1. I'm not a huge fan of treating computed properties as real data values -- because fundamentally they're not. One is part of the model's representation as a resource, and can be modified and saved back to the server, and the other is simply a computation based on the model. As peregrine suggests, I think they're much nicer as simple methods. For example:

https://github.com/documentcloud/documentcloud/blob/master/p... ... and so on.

2. Not all views display a single model -- some views show data from several, some views display an entire collection, and some views don't have any models attached. Additionally, if you tend to throw away your views at the same time you throw away your models (we tend to do this), you'll never have to unbind anything, as both are GC'd together.

It's only the case that if you tend to remove views but leave their models around to be rendered by other views later, then you need this sort of thing. And if that's the case for your app, then by all means, adding a `close()` function or the equivalent is a great idea.

1. Agreed, it force you to do things cleaner I guess.
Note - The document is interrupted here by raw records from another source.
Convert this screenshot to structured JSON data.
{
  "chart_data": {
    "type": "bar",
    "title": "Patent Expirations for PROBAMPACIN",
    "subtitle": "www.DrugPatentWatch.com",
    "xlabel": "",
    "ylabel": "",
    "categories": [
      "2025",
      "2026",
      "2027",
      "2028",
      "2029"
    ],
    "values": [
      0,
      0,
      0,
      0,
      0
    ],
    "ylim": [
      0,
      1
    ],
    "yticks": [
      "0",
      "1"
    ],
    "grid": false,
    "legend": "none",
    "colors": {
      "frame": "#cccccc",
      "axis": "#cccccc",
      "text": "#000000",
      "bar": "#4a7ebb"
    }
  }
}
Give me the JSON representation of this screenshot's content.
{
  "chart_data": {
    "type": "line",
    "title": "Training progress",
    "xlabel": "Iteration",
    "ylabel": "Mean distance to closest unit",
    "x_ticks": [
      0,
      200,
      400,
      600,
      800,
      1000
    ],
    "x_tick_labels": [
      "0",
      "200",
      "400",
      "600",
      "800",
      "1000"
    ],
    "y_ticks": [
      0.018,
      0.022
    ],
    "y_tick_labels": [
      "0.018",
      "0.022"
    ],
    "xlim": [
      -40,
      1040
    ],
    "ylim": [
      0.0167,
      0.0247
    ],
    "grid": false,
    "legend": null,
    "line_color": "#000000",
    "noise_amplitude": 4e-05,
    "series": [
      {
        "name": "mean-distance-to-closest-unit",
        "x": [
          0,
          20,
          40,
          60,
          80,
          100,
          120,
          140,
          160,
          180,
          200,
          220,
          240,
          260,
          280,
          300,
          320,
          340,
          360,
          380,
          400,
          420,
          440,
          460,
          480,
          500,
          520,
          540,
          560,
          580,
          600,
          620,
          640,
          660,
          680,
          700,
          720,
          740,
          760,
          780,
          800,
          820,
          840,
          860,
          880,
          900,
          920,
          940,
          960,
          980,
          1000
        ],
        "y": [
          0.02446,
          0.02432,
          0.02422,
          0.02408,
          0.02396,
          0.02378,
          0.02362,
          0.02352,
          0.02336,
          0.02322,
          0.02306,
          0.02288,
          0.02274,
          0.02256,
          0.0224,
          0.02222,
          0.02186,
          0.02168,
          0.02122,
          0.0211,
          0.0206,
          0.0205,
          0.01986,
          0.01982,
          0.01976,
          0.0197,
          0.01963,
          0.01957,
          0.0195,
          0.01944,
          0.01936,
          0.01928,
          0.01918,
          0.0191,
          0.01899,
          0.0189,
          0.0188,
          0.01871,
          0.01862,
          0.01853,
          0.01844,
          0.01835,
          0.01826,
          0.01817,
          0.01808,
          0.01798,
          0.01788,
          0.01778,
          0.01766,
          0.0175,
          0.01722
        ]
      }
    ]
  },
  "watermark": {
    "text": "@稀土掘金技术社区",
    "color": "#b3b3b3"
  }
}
2. The way I get around the problem is that bindModel takes (model, eventName, func, context) so having a view that represent different models isn't an issue in this case because it ends up being passed to bindModel.


initialize: function () {

  this.bindModel(this.model.get('someCollection'), 'add', someFunc, this);

In the app I am working on, my models tend to live much longer than the views, and they usually get updates from the server.

Can you explain a bit more about #2? I'm not sure I understand fully what you mean.

1. Just add a method to a model or collection that does the computation. Javascript allows you to add methods to any object.

2. Good Question.

Right it does allow me to do that, but it doesn't get serialized and when a computed property depends on several attributes in the model, changing these attributes should also trigger the computed property change event.